Everybody who drives past it always feels the same sense of intrigue, but Stott Hall Farm is making changes to the way its run in order to become more environmentally friendly.
It is known as ’the farm on the M62’, infamous in its own right.
Yet the same question arises time after time: Why is it there, slap bang in the middle of an extremely busy motorway?
As it turns out, geographical reasons meant the road couldn’t be safely built where the farm lies, which is the West of Huddersfield, West Yorkshire.
As a great point of interest to anyone who passes, the farm actually opened its gates on Thursday November 2, after joining the Beyond Nature programme - a scheme belonging to Yorkshire Water with the aim to protect wildlife, water quality and carbon storage.
The farm, owned by Yorkshire Water, will look to implement many changes and restoration tecniques in a bid to become more climate and environmentally friendly.
With traditional livestock farming methods already in play as 900 breeding ewes roam the moors surrounding, restoring peatland bog is a vital part of the new process to help lock carbon-dioxide in to the land.

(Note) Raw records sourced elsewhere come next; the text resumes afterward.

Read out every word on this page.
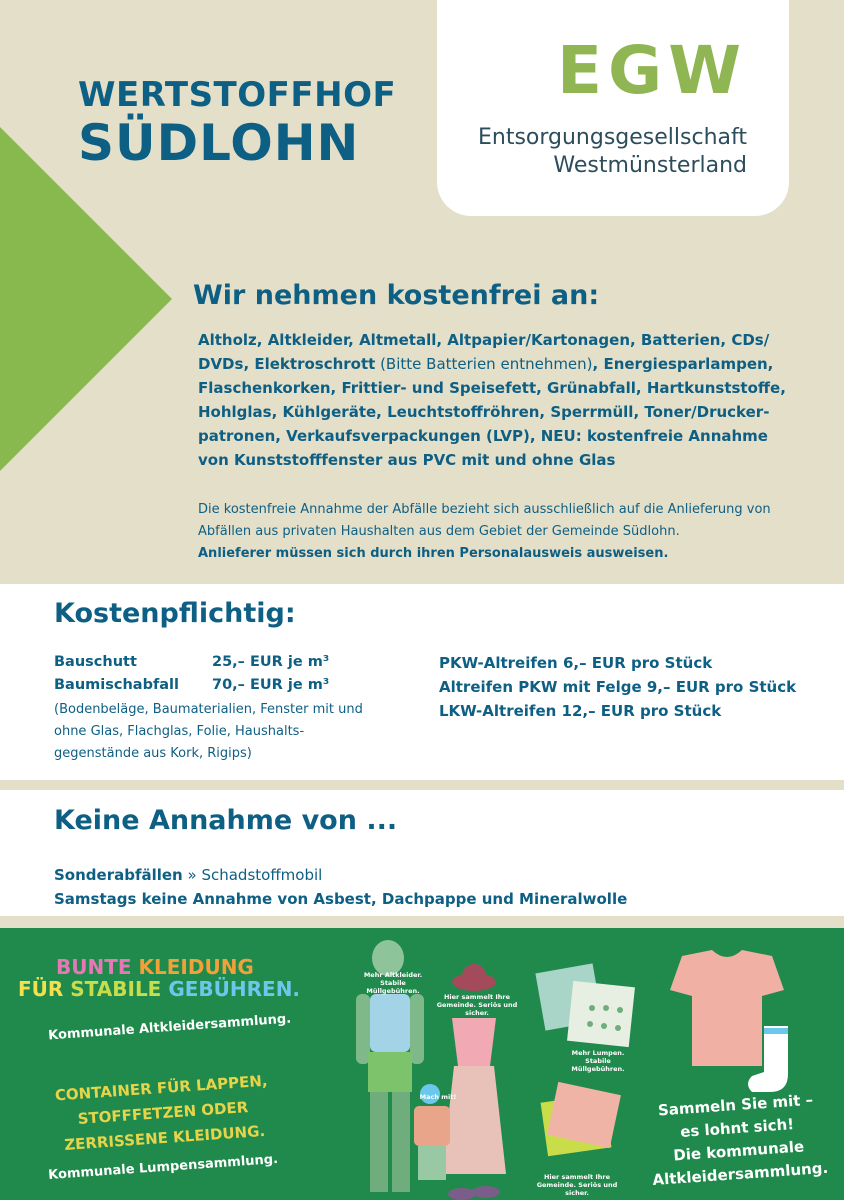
WERTSTOFFHOF
SÜDLOHN
EGW
Entsorgungsgesellschaft
Westmünsterland
Wir nehmen kostenfrei an:
Altholz, Altkleider, Altmetall, Altpapier/Kartonagen, Batterien, CDs/ DVDs, Elektroschrott (Bitte Batterien entnehmen), Energiesparlampen, Flaschenkorken, Frittier- und Speisefett, Grünabfall, Hartkunststoffe, Hohlglas, Kühlgeräte, Leuchtstoffröhren, Sperrmüll, Toner/Drucker-patronen, Verkaufsverpackungen (LVP), NEU: kostenfreie Annahme von Kunststofffenster aus PVC mit und ohne Glas
Die kostenfreie Annahme der Abfälle bezieht sich ausschließlich auf die Anlieferung von Abfällen aus privaten Haushalten aus dem Gebiet der Gemeinde Südlohn.
Anlieferer müssen sich durch ihren Personalausweis ausweisen.
Kostenpflichtig:
Bauschutt	25,– EUR je m³
Baumischabfall	70,– EUR je m³
(Bodenbeläge, Baumaterialien, Fenster mit und ohne Glas, Flachglas, Folie, Haushalts-gegenstände aus Kork, Rigips)
PKW-Altreifen 6,– EUR pro Stück
Altreifen PKW mit Felge 9,– EUR pro Stück
LKW-Altreifen 12,– EUR pro Stück
Keine Annahme von ...
Sonderabfällen » Schadstoffmobil
Samstags keine Annahme von Asbest, Dachpappe und Mineralwolle
BUNTE KLEIDUNG
FÜR STABILE GEBÜHREN.
Kommunale Altkleidersammlung.
CONTAINER FÜR LAPPEN,
STOFFFETZEN ODER
ZERRISSENE KLEIDUNG.
Kommunale Lumpensammlung.
Mehr Altkleider. Stabile Müllgebühren.
Hier sammelt Ihre Gemeinde. Seriös und sicher.
Mach mit!
Mehr Lumpen. Stabile Müllgebühren.
Hier sammelt Ihre Gemeinde. Seriös und sicher.
Sammeln Sie mit –
es lohnt sich!
Die kommunale
Altkleidersammlung.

Also, by re-wetting the moors and raising the water table, natural flood management resiliance will improve.
Despite its somewhat quirky location, the farm is a natural habitat for certain types of birds and with time, this can be improved to increase the population of key speicies such as snipe.
The farm is also looking to become a key learning centre for students, with plans to open a scientific and educational hub for agricultural pupils to carry on out environmental studies.
Lisa Harrowsmith,a lead surveyor at Yorkshire Water said the the Thorp family who farm at Stott Hall are involved in this new vision that enables things like wildlife, peatland and meadows to thrive whilst still maintaing a successful enterprise alongside.